The circuit is a rather simple one. Between the battery and the rest of the circuit is a switch that controls the power delivery (ON/ OFF).
The temperature sensor outputs an analog voltage value on its Vout pin that corresponds to the read temperature, following this formula: T = (V - 0.5) * 100
The LED is not directly driven by the uC but rather a low-side switch made w/ a simple NPN BJT, that is controlled by the uC. RPI Pico W is more than capable of delivering enough current on its GPIO's output to light an LED, but it's not necesserily the most safe nor recommended aproach. Thus: the low-side switch.
RPI Pico's connection are also rather self-explanatory:

• VSYS and GND are just: POWER IN and GND (common) inputs - "power bus" if you will :)
  
• ADC_REF pin is shorted to 3.3 V output as it is the A/D converters reference voltage level. It can't be connected to the "positive terminal" of the battery, because when the battery's output voltage would drop, the referenced value would also drop, therefore the readings regarding battery's voltage output would always equal 3.2 V (nominal value for my batteries)
• AGND - A/D converter's GND pin
• ADC1 / ADC0 - A/D converter's channel 1 and 0 inputs The batteries for this device are: two parallel-connected two-slot battery baskets. Therefore the device should have total capacity of around 2*2000mAh = 4000mAh @ 3.2 V. The circuit draws an average of 84 mA while working.

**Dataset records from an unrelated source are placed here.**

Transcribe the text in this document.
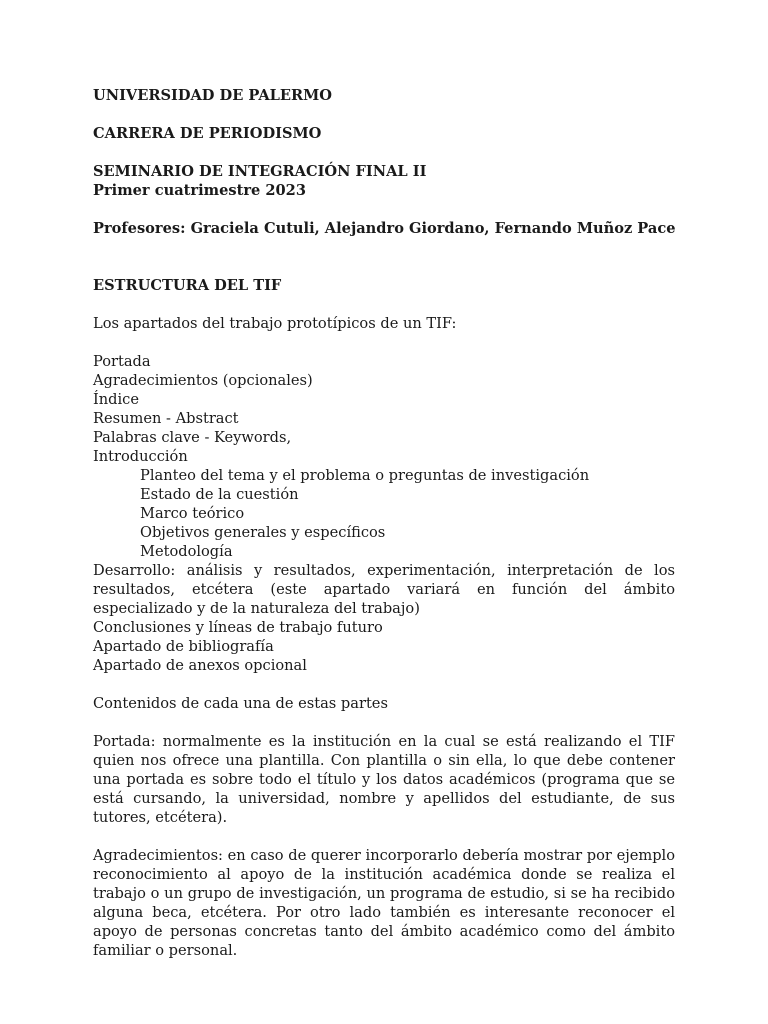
UNIVERSIDAD DE PALERMO

CARRERA DE PERIODISMO

SEMINARIO DE INTEGRACIÓN FINAL II

Primer cuatrimestre 2023

Profesores: Graciela Cutuli, Alejandro Giordano, Fernando Muñoz Pace

ESTRUCTURA DEL TIF

Los apartados del trabajo prototípicos de un TIF:

Portada

Agradecimientos (opcionales)

Índice

Resumen - Abstract

Palabras clave - Keywords,

Introducción

Planteo del tema y el problema o preguntas de investigación

Estado de la cuestión

Marco teórico

Objetivos generales y específicos

Metodología

Desarrollo: análisis y resultados, experimentación, interpretación de los resultados, etcétera (este apartado variará en función del ámbito especializado y de la naturaleza del trabajo)

Conclusiones y líneas de trabajo futuro

Apartado de bibliografía

Apartado de anexos opcional

Contenidos de cada una de estas partes

Portada: normalmente es la institución en la cual se está realizando el TIF quien nos ofrece una plantilla. Con plantilla o sin ella, lo que debe contener una portada es sobre todo el título y los datos académicos (programa que se está cursando, la universidad, nombre y apellidos del estudiante, de sus tutores, etcétera).

Agradecimientos: en caso de querer incorporarlo debería mostrar por ejemplo reconocimiento al apoyo de la institución académica donde se realiza el trabajo o un grupo de investigación, un programa de estudio, si se ha recibido alguna beca, etcétera. Por otro lado también es interesante reconocer el apoyo de personas concretas tanto del ámbito académico como del ámbito familiar o personal.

Considering an average AA battery w/ 2000 mAh capacity, the device can work up to 47.6 hours.
  

Raspberry Pi Pico W

As the "brain" of the project a Raspberry Pi Pico W was chosen. It is a rather inexpensive ARM Cortex M0+ microcontrolled with its CYW4339 chip that enables wireless connectivity. The uC was chosen over others as it is Raspberry Pi Foundation's device, thus it has a very expansive and well-done documentation as well as rather simple and powerful SDK.

Temperature sensor

For the temperature sensor TMP36 was used as it came with the starting kit that I've bought some time ago, and I don't have an oscilloscope at home to play around w/ I2C etc. devices.